Redebeitrag auf der Demonstration am 13.12.

Liebe Freundinnen und Freunde, liebe Genossinnen und Genossen.

Willkommen im Gefahrengebiet! Für die heutige Demonstration hat uns eine Dr. Nadja Maurer Stichworte geliefert und ich möchte ihr hierfür ausdrücklich danken. Ohne sie müssten wir über Polizeigewalt, strukturellen Rassismus und den verschiedenen Formen der Repression reden; Themen von denen die meisten von uns schon be- und getroffen wurden.

Natürlich lässt sich das alles zum tausendsten Mal behandeln; ungemein erfrischender aber ist das Folgende allemal. Beauftragt wurde Doc Maurer von der FOSPOL.
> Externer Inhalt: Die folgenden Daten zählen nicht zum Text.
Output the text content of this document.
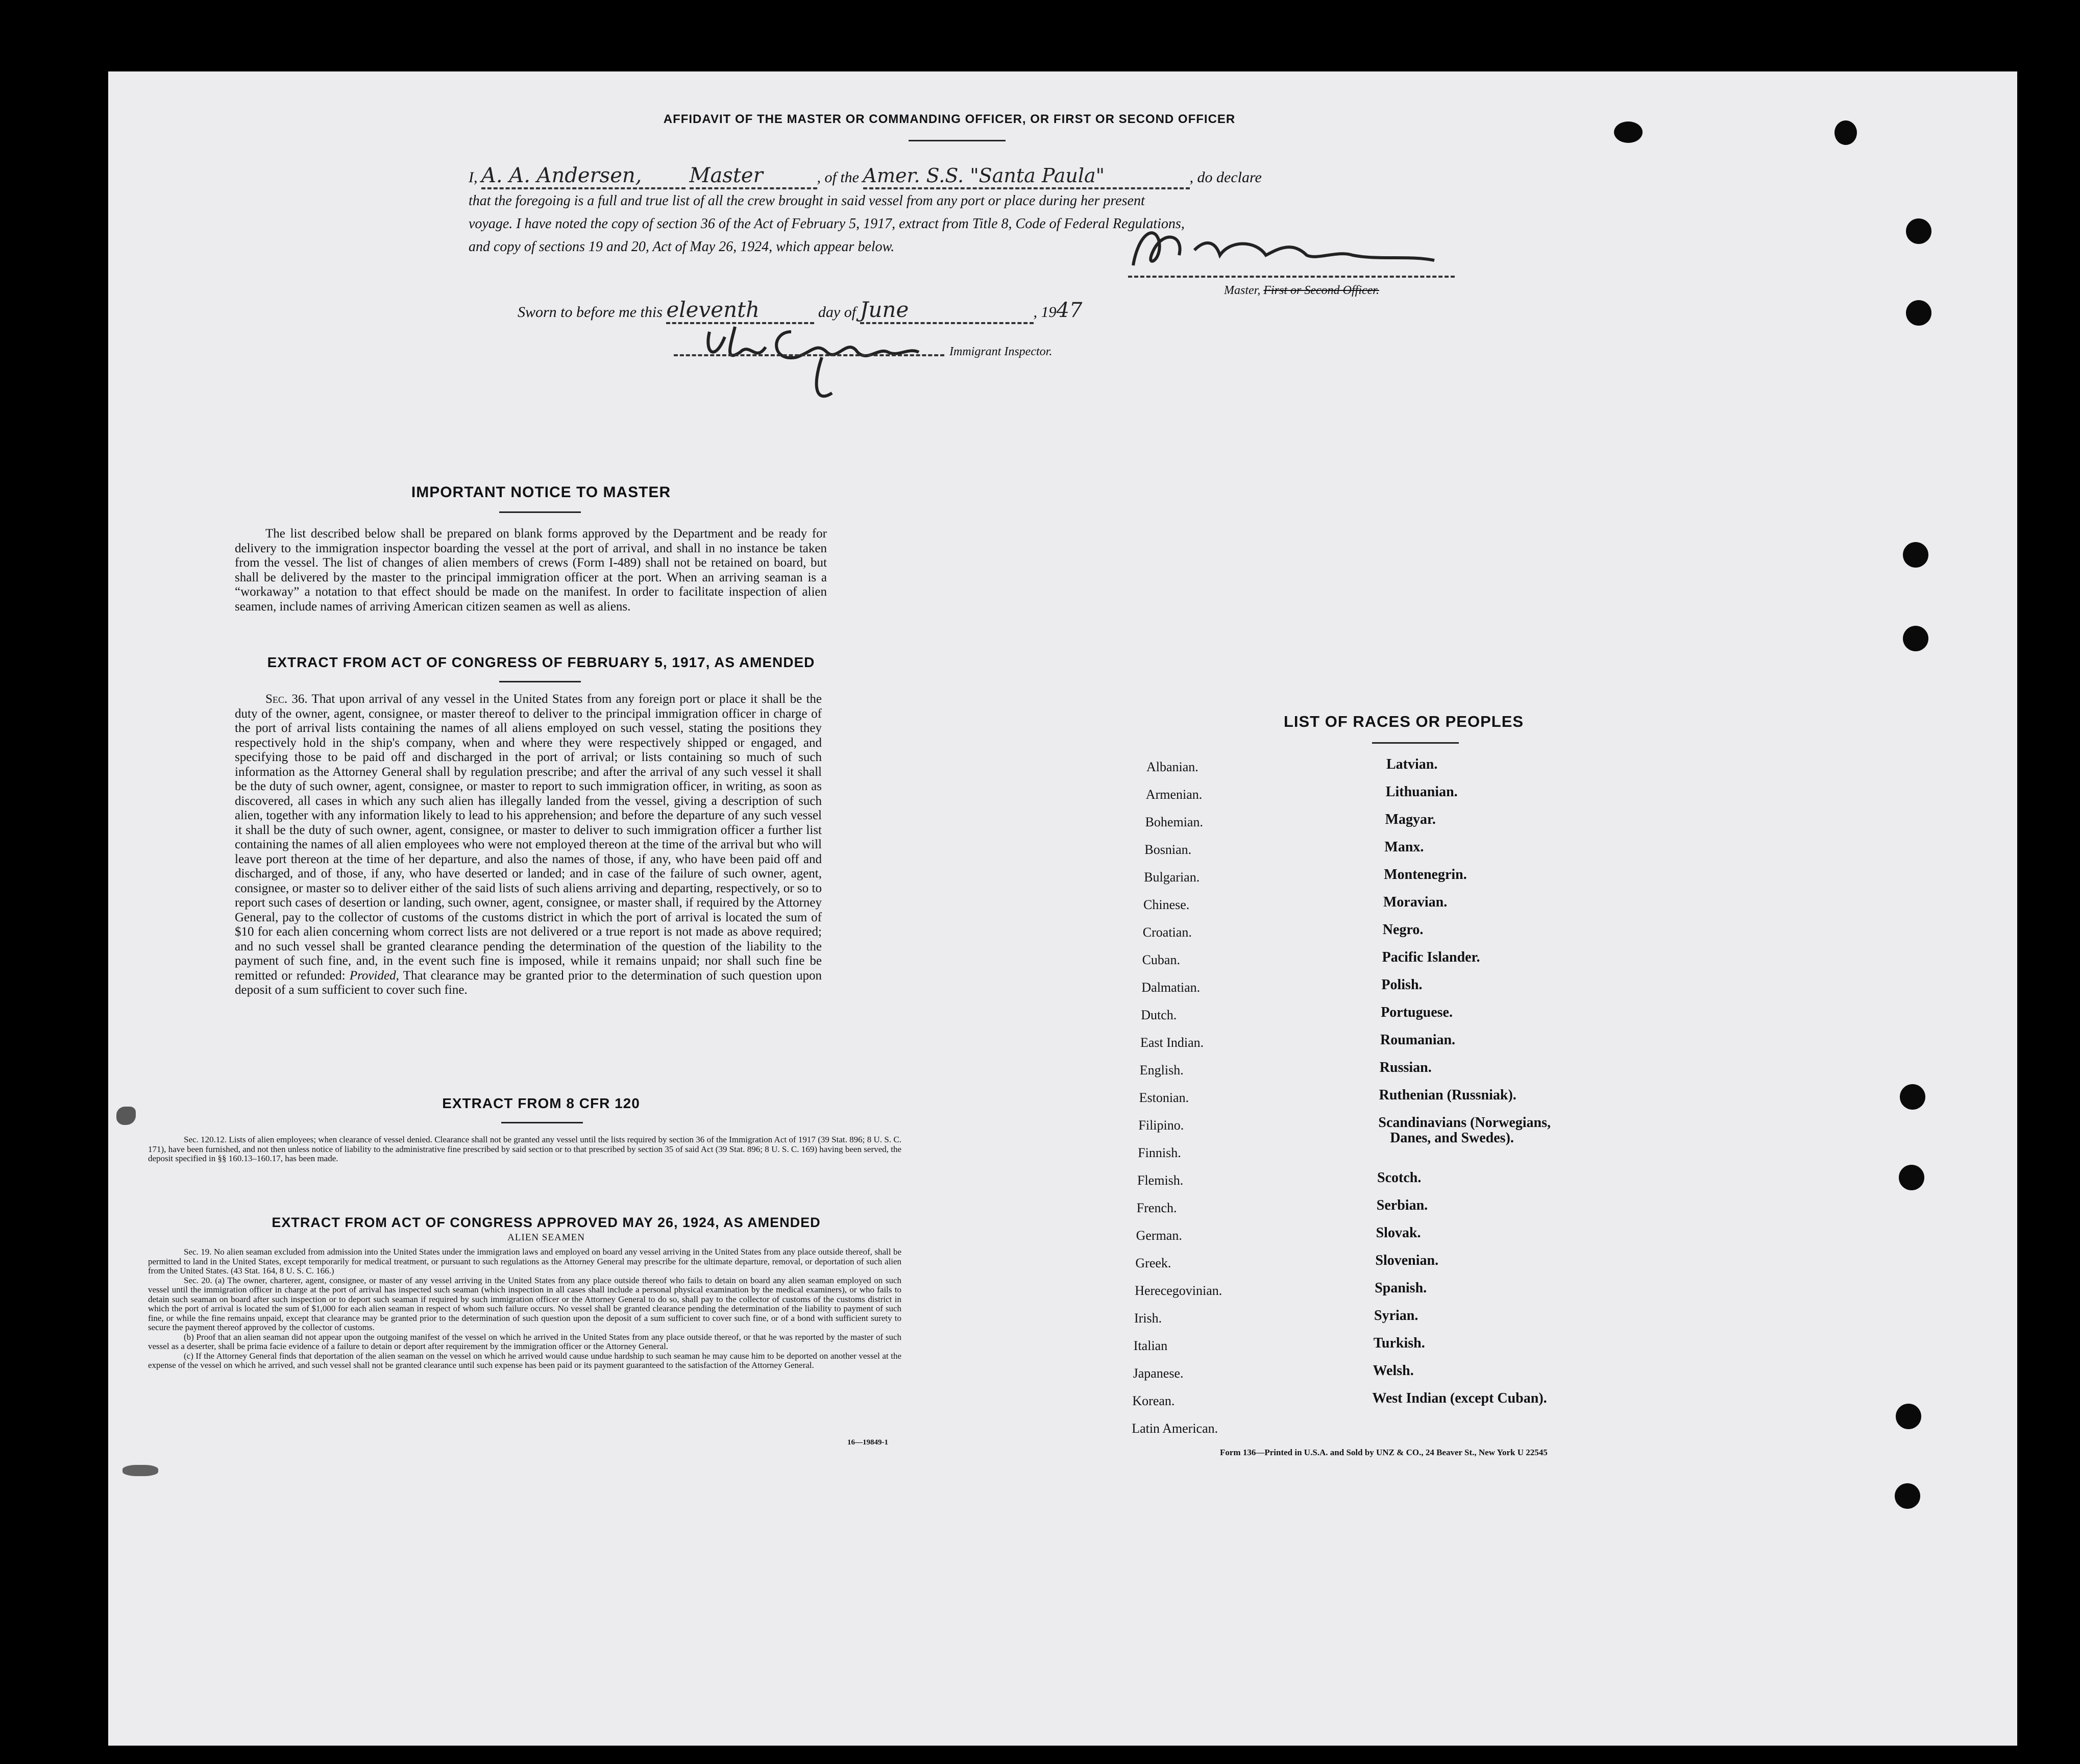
AFFIDAVIT OF THE MASTER OR COMMANDING OFFICER, OR FIRST OR SECOND OFFICER
I, A. A. Andersen, Master	, of the Amer. S.S. "Santa Paula"	, do declare
that the foregoing is a full and true list of all the crew brought in said vessel from any port or place during her present
voyage. I have noted the copy of section 36 of the Act of February 5, 1917, extract from Title 8, Code of Federal Regulations,
and copy of sections 19 and 20, Act of May 26, 1924, which appear below.
Master, First or Second Officer.
Sworn to before me this eleventh	day of June	, 1947
Immigrant Inspector.
IMPORTANT NOTICE TO MASTER
The list described below shall be prepared on blank forms approved by the Department and be ready for delivery to the immigration inspector boarding the vessel at the port of arrival, and shall in no instance be taken from the vessel. The list of changes of alien members of crews (Form I-489) shall not be retained on board, but shall be delivered by the master to the principal immigration officer at the port. When an arriving seaman is a “workaway” a notation to that effect should be made on the manifest. In order to facilitate inspection of alien seamen, include names of arriving American citizen seamen as well as aliens.
EXTRACT FROM ACT OF CONGRESS OF FEBRUARY 5, 1917, AS AMENDED
Sec. 36. That upon arrival of any vessel in the United States from any foreign port or place it shall be the duty of the owner, agent, consignee, or master thereof to deliver to the principal immigration officer in charge of the port of arrival lists containing the names of all aliens employed on such vessel, stating the positions they respectively hold in the ship's company, when and where they were respectively shipped or engaged, and specifying those to be paid off and discharged in the port of arrival; or lists containing so much of such information as the Attorney General shall by regulation prescribe; and after the arrival of any such vessel it shall be the duty of such owner, agent, consignee, or master to report to such immigration officer, in writing, as soon as discovered, all cases in which any such alien has illegally landed from the vessel, giving a description of such alien, together with any information likely to lead to his apprehension; and before the departure of any such vessel it shall be the duty of such owner, agent, consignee, or master to deliver to such immigration officer a further list containing the names of all alien employees who were not employed thereon at the time of the arrival but who will leave port thereon at the time of her departure, and also the names of those, if any, who have been paid off and discharged, and of those, if any, who have deserted or landed; and in case of the failure of such owner, agent, consignee, or master so to deliver either of the said lists of such aliens arriving and departing, respectively, or so to report such cases of desertion or landing, such owner, agent, consignee, or master shall, if required by the Attorney General, pay to the collector of customs of the customs district in which the port of arrival is located the sum of $10 for each alien concerning whom correct lists are not delivered or a true report is not made as above required; and no such vessel shall be granted clearance pending the determination of the question of the liability to the payment of such fine, and, in the event such fine is imposed, while it remains unpaid; nor shall such fine be remitted or refunded: Provided, That clearance may be granted prior to the determination of such question upon deposit of a sum sufficient to cover such fine.
EXTRACT FROM 8 CFR 120
Sec. 120.12. Lists of alien employees; when clearance of vessel denied. Clearance shall not be granted any vessel until the lists required by section 36 of the Immigration Act of 1917 (39 Stat. 896; 8 U. S. C. 171), have been furnished, and not then unless notice of liability to the administrative fine prescribed by said section or to that prescribed by section 35 of said Act (39 Stat. 896; 8 U. S. C. 169) having been served, the deposit specified in §§ 160.13–160.17, has been made.
EXTRACT FROM ACT OF CONGRESS APPROVED MAY 26, 1924, AS AMENDED
ALIEN SEAMEN
Sec. 19. No alien seaman excluded from admission into the United States under the immigration laws and employed on board any vessel arriving in the United States from any place outside thereof, shall be permitted to land in the United States, except temporarily for medical treatment, or pursuant to such regulations as the Attorney General may prescribe for the ultimate departure, removal, or deportation of such alien from the United States. (43 Stat. 164, 8 U. S. C. 166.)
Sec. 20. (a) The owner, charterer, agent, consignee, or master of any vessel arriving in the United States from any place outside thereof who fails to detain on board any alien seaman employed on such vessel until the immigration officer in charge at the port of arrival has inspected such seaman (which inspection in all cases shall include a personal physical examination by the medical examiners), or who fails to detain such seaman on board after such inspection or to deport such seaman if required by such immigration officer or the Attorney General to do so, shall pay to the collector of customs of the customs district in which the port of arrival is located the sum of $1,000 for each alien seaman in respect of whom such failure occurs. No vessel shall be granted clearance pending the determination of the liability to payment of such fine, or while the fine remains unpaid, except that clearance may be granted prior to the determination of such question upon the deposit of a sum sufficient to cover such fine, or of a bond with sufficient surety to secure the payment thereof approved by the collector of customs.
(b) Proof that an alien seaman did not appear upon the outgoing manifest of the vessel on which he arrived in the United States from any place outside thereof, or that he was reported by the master of such vessel as a deserter, shall be prima facie evidence of a failure to detain or deport after requirement by the immigration officer or the Attorney General.
(c) If the Attorney General finds that deportation of the alien seaman on the vessel on which he arrived would cause undue hardship to such seaman he may cause him to be deported on another vessel at the expense of the vessel on which he arrived, and such vessel shall not be granted clearance until such expense has been paid or its payment guaranteed to the satisfaction of the Attorney General.
16—19849-1
LIST OF RACES OR PEOPLES
Albanian.
Armenian.
Bohemian.
Bosnian.
Bulgarian.
Chinese.
Croatian.
Cuban.
Dalmatian.
Dutch.
East Indian.
English.
Estonian.
Filipino.
Finnish.
Flemish.
French.
German.
Greek.
Herecegovinian.
Irish.
Italian
Japanese.
Korean.
Latin American.
Latvian.
Lithuanian.
Magyar.
Manx.
Montenegrin.
Moravian.
Negro.
Pacific Islander.
Polish.
Portuguese.
Roumanian.
Russian.
Ruthenian (Russniak).
Scandinavians (Norwegians,
Danes, and Swedes).
Scotch.
Serbian.
Slovak.
Slovenian.
Spanish.
Syrian.
Turkish.
Welsh.
West Indian (except Cuban).
Form 136—Printed in U.S.A. and Sold by UNZ & CO., 24 Beaver St., New York U 22545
Diese geheimnisvolle Abkürzung steht für “Forschungsstelle für strategische Polizeiforschung“. Das hört sich ziemlich profan an, macht die Mauerer aber umgehend wett, indem sie eine Arbeit mit einem echten Monster von Überschrift raushaut:

Achtung:

MULTI-STAKEHOLDER-KONFLIKTANALYSE IM STADTRAUM: “BALDUINTREPPE“

Dahinter verbirgt sich nicht weniger als eine (Zitat) “Konfliktanalyse Februar bis Mai 2021 um die Situation für alle Akteure im Sozialraum nachhaltig zu verbessern.“

Wenn ich euch im Gefahrengebiet St. Pauli willkommen habe, so ist das wohl falsch. Richtiger befinden wir uns laut Dr. Maurer, im (Zitat): “Sozialraum St. Pauli-Süd“. Dieser Sozialraum ist zugepackt mit Bullen, uniformiert oder zivil, mit unterschiedlichen Dienstgraden aus verschiedenen Kasernen und Wachen, mit Schusswaffen, Knüppeln, Handschellen ausgerüstet mit dem unmissverständlichen Auftrag den Sozialraum St. Pauli Süd aufzuräumen.

Leider möchte der Sozialraum St. Pauli Süd das nicht und macht das mit unterschiedlichen Handlungen auch deutlich.

In dererlei Situationen reagiert die Polizei in einem Sozialraum wie hier mit,

a) noch mehr Polizei, erweiterten Rechten für die Beamten, verstärkter Bewaffnung derselben, sowie mit reichlich Observation. Falls das immer noch nicht wirkt, werden Menschen wie Frau Doktor Mauerer beauftragt, mit

b) der Erforschung dieser vertrackten Situation. Also den Bullen erklären, warum alle im Sozialraum sie mindestens irgendwie doof finden.

Die Grundlagen ihrer Analyse sind unter anderem (Zitat),

  • Regelmäßige und kontinuierliche Sozialraumbegehungen zu unterschiedlichen Tages- und Nachtzeiten. Strukturierte Beobachtung, Protokollierung.
  • Besuch von Kundgebungen
  • Durchführung von 30 semistrukturierten, qualitativen Interviews
  • Teilnehmende Beobachtung und Besuche im zuständigen PK15
  • Gespräche mit Polizisten, Anwohnern, und zivilgesellschaftlichen Akteuren.“

Frau Doktor. Sie haben also auch Kundgebungen besucht um, tja, um eigentlich welche Erkenntnisse in ihre Analyse einfließen zu lassen?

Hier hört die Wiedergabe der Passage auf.